Его язык был покрыт язвами и распух. Разговаривать было тяжело.
– Что?.. – выговорил он, и его слова потонули в приступе кашля. – Сол-солнцестояние?
Лицо капитана не выражало никакой страсти. Его глаза мертвенно поблескивали под черным ободком татуировок. Свирепость его подозрений сконцентрировалась в паузе, которую он выдержал, прежде чем ответить.
– Ты утверждал, что сокровищница защищена мощными защитными заклинаниями, – прорычал он равнодушно. – Проклятиями, которые можно снять только во время солнцестояния…
Акхеймион уставился на него, моргая. Казалось, прошла целая жизнь с тех пор, как он говорил это в последний раз. Ложь. Там, где факты были подобны вышивке, когда каждый из них был прошит через всю ткань остальных, ложь была подобна кусочкам льда в воде, всегда скользящим один за другим, всегда тающим…
«Наша экспедиция подошла к концу…»
И это навалилось на волшебника, как некий давний ужас, как глубина его невежества.
Неужели сокровищница все еще запечатана после стольких лет? Была ли она погребена под землей?

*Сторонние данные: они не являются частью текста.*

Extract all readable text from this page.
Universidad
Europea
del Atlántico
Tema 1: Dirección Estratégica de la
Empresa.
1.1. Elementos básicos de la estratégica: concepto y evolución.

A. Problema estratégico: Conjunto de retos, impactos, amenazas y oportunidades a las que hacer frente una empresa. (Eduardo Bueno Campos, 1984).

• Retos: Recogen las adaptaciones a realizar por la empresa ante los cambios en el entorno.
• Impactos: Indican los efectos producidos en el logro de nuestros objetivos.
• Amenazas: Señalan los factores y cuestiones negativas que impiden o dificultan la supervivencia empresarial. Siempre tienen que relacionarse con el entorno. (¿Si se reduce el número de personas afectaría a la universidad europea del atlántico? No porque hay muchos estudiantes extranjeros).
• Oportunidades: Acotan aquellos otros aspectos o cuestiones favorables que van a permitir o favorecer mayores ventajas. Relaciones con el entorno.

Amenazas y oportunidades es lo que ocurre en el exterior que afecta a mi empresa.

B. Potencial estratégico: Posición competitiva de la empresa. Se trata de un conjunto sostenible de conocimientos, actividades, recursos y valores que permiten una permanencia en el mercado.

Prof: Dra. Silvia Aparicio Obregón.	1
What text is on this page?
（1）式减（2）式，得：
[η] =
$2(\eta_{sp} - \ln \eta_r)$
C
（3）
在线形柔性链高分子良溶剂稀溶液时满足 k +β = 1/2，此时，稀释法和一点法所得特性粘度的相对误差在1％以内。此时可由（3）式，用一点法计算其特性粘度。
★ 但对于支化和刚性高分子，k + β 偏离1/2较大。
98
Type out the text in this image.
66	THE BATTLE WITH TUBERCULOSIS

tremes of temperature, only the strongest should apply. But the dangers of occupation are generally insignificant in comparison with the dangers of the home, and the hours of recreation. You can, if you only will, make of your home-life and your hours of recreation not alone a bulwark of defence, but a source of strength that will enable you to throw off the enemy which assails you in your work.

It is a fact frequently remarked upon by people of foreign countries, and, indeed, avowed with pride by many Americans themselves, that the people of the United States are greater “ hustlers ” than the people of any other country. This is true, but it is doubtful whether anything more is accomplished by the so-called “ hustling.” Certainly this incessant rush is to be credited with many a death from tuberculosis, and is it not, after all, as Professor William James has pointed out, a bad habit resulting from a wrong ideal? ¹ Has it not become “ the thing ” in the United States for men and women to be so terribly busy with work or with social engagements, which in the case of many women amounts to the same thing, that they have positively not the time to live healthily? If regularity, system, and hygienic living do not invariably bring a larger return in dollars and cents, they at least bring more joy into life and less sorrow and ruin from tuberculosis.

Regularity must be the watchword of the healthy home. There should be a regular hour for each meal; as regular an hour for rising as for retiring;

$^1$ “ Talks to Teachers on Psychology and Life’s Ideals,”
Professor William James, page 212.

Была ли она выпотрошена, давно лишена своих богатств?
Насколько он знал, в Голготтерате могла лежать карта Ишуаля…
Даже сейчас он слышал, как его голос скрипит, подбрасывая еще больше льда в воду целесообразности – и с более чем достаточной ненавистью, чтобы звучать убедительно.
– Охранные заклинания полностью зависят от движения планет – вот источник их нескончаемой мощи. Были даны четыре магических ключа, по одному на каждый переход времен года. Переход из лета в осень – единственный ключ, который я знаю.
Капитан несколько мгновений смотрел на него с каменным сердцем.
– Ты лжешь, – сказал он наконец.
– Да, – холодно ответил Акхеймион. – Я лгу.
Лорд Косотер повернулся к Клирику, который маячил позади него. Его хоры подплыли чуть ближе, когда он сделал это, обдавая щеку волшебника солью. Увидев нелюдя, Акхеймион внезапно понял, что ему нужно сделать. Ему нужно было убедить Косотера отправить его наедине с королем нелюдей – с древним другом и союзником Сесватхи.
Ему нужно было добраться до того, что осталось от Нил’гиккаса… Или, если не получится, убить его.
Но как убедить его, это существо, сошедшее с ума от забывчивости?
Капитан крепко сжал хоры в кулаке. Акхеймион смотрел, стараясь скрыть надежду в глазах, пока он вытаскивал нож и начинал разрезать его путы.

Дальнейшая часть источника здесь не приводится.